Pero no fue sino tiempo después cuando empezó a clarificar sus ideas con respecto a sí misma porque la experiencia de aquella escena le hizo comprender que no era el lado canalla de ciertas personas lo que la atraía. No, la verdadera atracción, y ése era un descubrimiento que la dejó de un aire, era el peligro, el puro peligro, la atracción del peligro, que había estado a punto de causarle o le había causado tantos problemas. No era la morbosa atracción por lo maligno que creía haberla conducido a relaciones un tanto peligrosas porque lo que le preocupó siempre fue que en el origen mismo del deseo anidara un componente de culpa e inevitabilidad que le hiciera pensar en una parte de su mente en la que se alojase un enemigo inexpugnable, una suerte de virus que podría acabar dominándola y destruyéndola. No era así. El vértigo del peligro, con ser igualmente temible, no contenía una corrupción moral autodestructiva. A lo sumo era un producto de su inconsciencia vital y de una inquietante afición a pisar los límites. Las bromas que le gastaba Julia con la mejor intención de quitar hierro a sus preocupaciones, que su amiga consideraba producto de una obsesión y no de un mal interno, no tenían otro objetivo que relativizar sus temores, pero no fue hasta aquel asunto con Santiago Montclair —con quien, por otra parte, no se podía decir que hubiera iniciado siquiera una relación— cuando descubrió que la temible inclinación al lado oscuro, si es que se la podía llamar así, era simplemente la atracción por el peligro. Muy preocupante, sin duda, pero mucho menos malsana.

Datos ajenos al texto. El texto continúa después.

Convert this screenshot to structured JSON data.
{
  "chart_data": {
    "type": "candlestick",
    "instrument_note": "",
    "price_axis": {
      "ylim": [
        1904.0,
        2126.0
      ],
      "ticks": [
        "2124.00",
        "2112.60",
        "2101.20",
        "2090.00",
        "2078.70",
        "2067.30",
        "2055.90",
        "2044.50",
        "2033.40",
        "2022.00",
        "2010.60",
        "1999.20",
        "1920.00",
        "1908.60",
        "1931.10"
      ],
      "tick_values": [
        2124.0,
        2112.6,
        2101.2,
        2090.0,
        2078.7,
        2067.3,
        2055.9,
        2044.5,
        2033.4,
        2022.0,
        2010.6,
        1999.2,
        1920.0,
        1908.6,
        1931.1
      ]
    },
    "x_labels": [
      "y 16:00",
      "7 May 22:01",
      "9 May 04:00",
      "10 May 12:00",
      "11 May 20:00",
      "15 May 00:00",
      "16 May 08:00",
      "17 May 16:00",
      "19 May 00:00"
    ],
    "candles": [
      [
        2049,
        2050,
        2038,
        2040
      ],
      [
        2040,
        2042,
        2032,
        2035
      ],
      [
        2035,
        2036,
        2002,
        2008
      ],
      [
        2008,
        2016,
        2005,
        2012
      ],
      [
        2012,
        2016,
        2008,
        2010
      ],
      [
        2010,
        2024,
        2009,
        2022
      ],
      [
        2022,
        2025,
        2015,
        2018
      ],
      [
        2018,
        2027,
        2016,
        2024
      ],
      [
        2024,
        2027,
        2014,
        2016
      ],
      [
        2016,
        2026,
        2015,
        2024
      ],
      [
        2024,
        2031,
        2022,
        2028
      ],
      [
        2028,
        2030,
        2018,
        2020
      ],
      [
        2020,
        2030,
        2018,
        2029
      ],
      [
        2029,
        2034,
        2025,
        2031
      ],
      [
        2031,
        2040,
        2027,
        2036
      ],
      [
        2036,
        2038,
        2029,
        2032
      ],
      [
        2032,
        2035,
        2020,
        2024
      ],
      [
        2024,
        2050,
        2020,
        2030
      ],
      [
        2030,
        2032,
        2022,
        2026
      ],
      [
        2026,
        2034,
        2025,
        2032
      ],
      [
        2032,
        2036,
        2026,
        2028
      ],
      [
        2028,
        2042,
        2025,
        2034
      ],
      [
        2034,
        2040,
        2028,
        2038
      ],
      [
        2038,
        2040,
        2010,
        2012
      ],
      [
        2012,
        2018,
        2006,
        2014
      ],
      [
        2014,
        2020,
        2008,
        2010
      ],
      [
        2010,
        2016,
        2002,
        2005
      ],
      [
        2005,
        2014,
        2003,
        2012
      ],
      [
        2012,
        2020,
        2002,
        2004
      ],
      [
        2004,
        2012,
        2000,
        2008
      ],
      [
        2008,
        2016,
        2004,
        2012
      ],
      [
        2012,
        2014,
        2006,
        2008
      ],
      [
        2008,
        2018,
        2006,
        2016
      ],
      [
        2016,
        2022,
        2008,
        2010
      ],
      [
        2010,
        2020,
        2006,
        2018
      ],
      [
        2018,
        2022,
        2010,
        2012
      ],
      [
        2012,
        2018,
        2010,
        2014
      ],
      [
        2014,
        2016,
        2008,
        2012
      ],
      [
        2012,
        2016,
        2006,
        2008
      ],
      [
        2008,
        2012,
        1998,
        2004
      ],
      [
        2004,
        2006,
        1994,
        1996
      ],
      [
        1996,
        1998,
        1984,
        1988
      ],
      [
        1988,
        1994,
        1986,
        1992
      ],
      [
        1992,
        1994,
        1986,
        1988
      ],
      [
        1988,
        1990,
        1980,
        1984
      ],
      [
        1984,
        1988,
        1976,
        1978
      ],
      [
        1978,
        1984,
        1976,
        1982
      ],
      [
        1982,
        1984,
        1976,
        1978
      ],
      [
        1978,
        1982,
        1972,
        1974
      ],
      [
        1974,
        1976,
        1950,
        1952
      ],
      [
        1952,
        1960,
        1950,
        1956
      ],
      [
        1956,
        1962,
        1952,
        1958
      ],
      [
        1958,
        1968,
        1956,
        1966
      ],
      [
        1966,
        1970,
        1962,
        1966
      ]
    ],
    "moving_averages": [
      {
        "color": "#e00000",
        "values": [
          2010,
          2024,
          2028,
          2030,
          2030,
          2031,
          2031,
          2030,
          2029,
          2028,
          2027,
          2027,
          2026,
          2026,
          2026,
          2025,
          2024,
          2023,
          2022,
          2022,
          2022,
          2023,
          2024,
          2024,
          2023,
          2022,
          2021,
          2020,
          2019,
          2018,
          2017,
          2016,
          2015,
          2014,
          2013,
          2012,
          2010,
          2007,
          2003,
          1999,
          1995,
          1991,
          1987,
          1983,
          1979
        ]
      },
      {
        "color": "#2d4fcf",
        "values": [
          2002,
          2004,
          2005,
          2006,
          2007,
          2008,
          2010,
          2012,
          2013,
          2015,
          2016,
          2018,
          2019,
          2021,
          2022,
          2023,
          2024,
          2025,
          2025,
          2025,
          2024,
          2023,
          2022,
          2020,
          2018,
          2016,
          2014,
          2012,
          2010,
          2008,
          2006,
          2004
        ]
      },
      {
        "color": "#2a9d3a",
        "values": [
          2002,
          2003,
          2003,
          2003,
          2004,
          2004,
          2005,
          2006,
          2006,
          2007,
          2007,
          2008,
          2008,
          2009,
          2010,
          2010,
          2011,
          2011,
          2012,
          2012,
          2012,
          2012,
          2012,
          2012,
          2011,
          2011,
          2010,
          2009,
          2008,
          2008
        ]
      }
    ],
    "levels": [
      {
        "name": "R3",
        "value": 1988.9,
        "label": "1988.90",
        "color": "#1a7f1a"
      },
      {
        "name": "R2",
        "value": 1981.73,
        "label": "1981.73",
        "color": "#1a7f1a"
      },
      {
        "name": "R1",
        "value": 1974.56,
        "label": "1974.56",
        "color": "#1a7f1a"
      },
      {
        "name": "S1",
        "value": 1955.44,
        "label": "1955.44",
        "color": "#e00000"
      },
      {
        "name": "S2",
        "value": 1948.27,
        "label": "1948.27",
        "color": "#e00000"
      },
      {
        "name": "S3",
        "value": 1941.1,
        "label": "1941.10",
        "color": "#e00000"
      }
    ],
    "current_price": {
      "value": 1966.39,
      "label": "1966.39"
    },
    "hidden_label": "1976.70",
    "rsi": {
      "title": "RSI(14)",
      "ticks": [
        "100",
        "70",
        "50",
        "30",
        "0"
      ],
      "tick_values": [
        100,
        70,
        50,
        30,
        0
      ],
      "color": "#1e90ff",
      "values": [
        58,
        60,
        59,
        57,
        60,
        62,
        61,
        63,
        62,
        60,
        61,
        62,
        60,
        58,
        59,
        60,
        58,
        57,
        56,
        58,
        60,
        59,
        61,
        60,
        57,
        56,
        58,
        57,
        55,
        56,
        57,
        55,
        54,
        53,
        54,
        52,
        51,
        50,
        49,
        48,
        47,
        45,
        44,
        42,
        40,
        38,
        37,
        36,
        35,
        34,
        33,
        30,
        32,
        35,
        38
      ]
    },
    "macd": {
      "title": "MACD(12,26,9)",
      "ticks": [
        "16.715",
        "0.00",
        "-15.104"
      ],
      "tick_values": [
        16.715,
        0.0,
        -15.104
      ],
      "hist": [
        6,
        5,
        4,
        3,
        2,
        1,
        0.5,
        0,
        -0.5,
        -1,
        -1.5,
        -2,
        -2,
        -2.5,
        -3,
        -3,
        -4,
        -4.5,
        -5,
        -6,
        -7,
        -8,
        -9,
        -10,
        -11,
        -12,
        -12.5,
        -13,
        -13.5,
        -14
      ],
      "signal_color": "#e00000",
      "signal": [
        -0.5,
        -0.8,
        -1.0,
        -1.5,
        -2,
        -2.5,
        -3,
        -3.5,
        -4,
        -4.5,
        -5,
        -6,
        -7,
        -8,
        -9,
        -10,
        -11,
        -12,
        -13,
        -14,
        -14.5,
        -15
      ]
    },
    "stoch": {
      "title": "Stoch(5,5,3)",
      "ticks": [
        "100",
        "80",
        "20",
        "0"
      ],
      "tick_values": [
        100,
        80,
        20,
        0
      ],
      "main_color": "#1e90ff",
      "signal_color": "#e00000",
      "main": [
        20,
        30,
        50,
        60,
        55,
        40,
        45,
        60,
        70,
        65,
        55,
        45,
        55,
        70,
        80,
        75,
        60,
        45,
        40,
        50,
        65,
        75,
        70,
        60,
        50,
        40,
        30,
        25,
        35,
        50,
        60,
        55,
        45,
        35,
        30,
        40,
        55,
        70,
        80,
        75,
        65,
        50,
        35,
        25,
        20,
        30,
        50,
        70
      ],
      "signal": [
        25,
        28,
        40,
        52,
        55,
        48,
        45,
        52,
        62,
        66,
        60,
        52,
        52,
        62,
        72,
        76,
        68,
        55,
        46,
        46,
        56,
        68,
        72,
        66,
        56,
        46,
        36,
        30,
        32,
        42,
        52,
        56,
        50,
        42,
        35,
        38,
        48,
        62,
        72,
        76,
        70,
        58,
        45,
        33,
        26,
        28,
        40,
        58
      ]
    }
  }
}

Tampoco había logrado saber de dónde provenía, pero estaba ahí y era una amenaza cierta para su seguridad. «Afortunadamente —pensó— el caso de Concepción Ares no parece dejar resquicio alguno al riesgo aunque sí, en cambio, al enfrentamiento con algunos de mis superiores inmediatos».

De nuevo se acordó de Javier Goitia. No sabía nada de él desde tres días antes por lo menos. Con lo insistente que había sido hasta entonces, parecía haberse evaporado sin dejar rastro. Y el caso es que andaba husmeando tras los pasos del desaparecido Francisco Llorente, según él mismo le había anunciado. ¿Dónde estaría ahora? ¿O se habría cansado y vuelto a Madrid sin despedirse? La verdad es que era un hombre diferente.